The wolf’s voice was clear to the raven, a smooth sleek sound with an underlying masculine growl, and the bird shook his head, staggered back another step.

His croaked reply, though, was cocky and smug, conjured up by a memory of emptying his bowels once from a quarter mile up and reaching his target. There was no trace of the terror he felt coursing through his veins in his words. “Very tasty. And manageable enough.” He preened his feathers pointedly but the wolf just chuckled and dropped, rolled over the boy’s body and getting blood and offal all over his fur.

“Do you ever live, little bird? Ever experience your own life rather than that of others? Don’t you hunger for it?”

The wolf watched him from upside down, all four paws in the air, as he lay draped over the dead human’s chest. It should have been funny but the glint in the wolf’s summer-sky eye promised a dark sort of mischief and the raven remained on his guard.

“You,” the raven retorted with a sharp clack of his beak, “are a glutton. And I have my own life and my own purpose.”

“Your purpose.” The wolf let out a most unlupine-like snort and rolled back over, getting to his feet mindless of the damage his claws were dealing to the corpse beneath them. He took a step forward and then another, attention trained on the raven. His tongue licked at his jaws, cleaning them and threatening at the same time. “Think you’re so high and mighty, don’t you, with your perch and his ear. Just a tool, that’s all you are.”

“And you’re just an appetite,” the raven called back, harsh voice made even rougher by fear. He half-spread his wings, took another hop backwards, getting a lot of air.

“Well then,” said the wolf, baring his teeth in a nasty grin. “Maybe I’ll just eat you.”

The wolf lunged forward as the raven leaped, wings clawing at the air. Breath, hot and stinking of human flesh, washed over him and he closed his eyes and strained for the sky as powerful jaws began to close…

…Toki Wartooth sat bolt upright in his narrow bed, mouth open to scream even though the noise was caught in his throat. He swore he could feel the humid air on his skin, smell fetid breath in his nostrils, and as he blinked, terror-stricken in the dark of his room, he wrapped his arms tightly around himself and was almost shocked not to feel feathers beneath his fingertips. Ten minutes passed as he slowly calmed down; his racing pulse lowering to a more manageable level and the sweat on his brow drying there. Finally, torn between returning to sleep and fear of what would happen if he did, Toki got up.

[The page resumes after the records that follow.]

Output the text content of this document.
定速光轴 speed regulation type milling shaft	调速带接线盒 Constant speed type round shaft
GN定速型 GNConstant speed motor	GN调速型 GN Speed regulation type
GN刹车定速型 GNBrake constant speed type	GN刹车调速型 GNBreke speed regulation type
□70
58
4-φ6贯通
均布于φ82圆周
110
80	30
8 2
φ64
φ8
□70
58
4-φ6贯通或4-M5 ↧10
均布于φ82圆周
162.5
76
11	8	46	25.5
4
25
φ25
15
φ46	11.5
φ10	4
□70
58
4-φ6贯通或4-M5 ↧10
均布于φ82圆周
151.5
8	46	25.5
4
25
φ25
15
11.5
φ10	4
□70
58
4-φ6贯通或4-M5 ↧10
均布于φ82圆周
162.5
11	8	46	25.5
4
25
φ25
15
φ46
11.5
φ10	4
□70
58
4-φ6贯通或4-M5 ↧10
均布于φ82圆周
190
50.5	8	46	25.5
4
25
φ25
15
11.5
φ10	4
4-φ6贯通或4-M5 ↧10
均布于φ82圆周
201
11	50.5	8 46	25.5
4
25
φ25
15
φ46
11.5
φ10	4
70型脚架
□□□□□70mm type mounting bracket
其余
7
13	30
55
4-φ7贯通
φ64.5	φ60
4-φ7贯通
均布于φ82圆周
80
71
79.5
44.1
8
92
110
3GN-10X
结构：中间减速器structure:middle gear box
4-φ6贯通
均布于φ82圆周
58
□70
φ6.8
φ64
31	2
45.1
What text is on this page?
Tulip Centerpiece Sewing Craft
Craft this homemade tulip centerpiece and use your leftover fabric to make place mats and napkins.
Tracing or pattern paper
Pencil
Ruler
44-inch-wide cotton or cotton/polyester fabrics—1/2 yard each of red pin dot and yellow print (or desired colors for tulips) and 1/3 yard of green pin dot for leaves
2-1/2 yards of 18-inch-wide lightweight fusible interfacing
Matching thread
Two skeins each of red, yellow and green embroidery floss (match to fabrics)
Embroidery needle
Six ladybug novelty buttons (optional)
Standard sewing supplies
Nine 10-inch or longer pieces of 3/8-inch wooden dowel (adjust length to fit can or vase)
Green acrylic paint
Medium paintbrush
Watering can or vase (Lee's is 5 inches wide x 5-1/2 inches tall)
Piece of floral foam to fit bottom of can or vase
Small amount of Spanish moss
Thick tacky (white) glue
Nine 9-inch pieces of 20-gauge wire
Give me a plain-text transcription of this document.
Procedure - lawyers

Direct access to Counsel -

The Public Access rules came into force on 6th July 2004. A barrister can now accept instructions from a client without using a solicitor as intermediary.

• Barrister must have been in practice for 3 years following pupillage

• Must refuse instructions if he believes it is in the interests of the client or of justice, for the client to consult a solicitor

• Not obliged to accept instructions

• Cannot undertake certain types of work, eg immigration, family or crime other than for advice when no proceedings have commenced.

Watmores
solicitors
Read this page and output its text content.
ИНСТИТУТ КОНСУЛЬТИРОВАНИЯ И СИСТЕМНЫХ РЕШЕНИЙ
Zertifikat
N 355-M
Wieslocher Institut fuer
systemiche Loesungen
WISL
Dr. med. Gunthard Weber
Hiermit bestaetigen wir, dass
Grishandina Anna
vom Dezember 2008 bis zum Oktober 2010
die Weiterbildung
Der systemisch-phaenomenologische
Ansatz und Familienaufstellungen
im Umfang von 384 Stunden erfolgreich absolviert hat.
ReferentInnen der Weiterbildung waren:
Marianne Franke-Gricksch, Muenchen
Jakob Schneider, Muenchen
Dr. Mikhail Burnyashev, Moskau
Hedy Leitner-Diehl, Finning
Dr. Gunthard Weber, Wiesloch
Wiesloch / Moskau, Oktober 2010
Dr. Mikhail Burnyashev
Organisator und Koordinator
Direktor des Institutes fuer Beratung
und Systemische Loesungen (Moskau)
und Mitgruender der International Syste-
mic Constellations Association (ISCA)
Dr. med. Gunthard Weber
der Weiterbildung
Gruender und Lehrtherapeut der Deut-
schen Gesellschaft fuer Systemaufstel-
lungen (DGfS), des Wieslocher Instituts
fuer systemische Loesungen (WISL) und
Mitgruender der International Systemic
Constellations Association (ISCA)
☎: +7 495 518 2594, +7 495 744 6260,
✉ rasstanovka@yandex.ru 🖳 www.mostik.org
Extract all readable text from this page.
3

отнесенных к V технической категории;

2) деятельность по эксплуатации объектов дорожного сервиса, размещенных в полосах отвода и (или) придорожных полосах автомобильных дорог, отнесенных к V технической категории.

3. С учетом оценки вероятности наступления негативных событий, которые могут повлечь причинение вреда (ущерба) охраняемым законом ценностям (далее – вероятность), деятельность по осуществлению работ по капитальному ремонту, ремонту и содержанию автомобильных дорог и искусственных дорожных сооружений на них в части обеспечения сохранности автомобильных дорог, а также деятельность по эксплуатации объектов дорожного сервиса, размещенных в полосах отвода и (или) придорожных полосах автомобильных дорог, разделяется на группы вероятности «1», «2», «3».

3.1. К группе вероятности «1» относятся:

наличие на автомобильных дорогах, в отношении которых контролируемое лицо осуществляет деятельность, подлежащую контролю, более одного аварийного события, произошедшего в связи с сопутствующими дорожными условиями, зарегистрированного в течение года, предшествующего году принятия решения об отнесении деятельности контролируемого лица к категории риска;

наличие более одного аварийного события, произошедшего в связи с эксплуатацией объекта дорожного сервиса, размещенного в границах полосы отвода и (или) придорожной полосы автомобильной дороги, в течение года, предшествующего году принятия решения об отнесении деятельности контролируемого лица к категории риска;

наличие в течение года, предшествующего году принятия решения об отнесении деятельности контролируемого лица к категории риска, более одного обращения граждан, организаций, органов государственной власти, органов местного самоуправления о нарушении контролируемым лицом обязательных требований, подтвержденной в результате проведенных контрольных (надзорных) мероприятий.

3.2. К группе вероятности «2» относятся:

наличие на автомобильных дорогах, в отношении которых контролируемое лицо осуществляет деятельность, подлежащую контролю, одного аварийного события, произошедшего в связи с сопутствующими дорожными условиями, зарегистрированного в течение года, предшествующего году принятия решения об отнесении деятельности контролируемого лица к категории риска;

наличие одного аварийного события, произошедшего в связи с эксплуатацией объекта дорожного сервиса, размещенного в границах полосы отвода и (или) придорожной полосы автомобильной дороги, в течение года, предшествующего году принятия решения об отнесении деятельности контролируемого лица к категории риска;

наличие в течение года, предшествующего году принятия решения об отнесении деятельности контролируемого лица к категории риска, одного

When Jean Pierre found Toki in the kitchen half an hour later with his hands wrapped around a giant mug of hot chocolate and staring unseeing at the wall, he wasn’t surprised. It was the tenth time in less than a month that nightmares had driven the rhythm guitarist from his bed and the mousy chef clucked his tongue in concern and went to make chocolate-chip pancakes with a side of herring, the perfect form of Norwegian comfort food.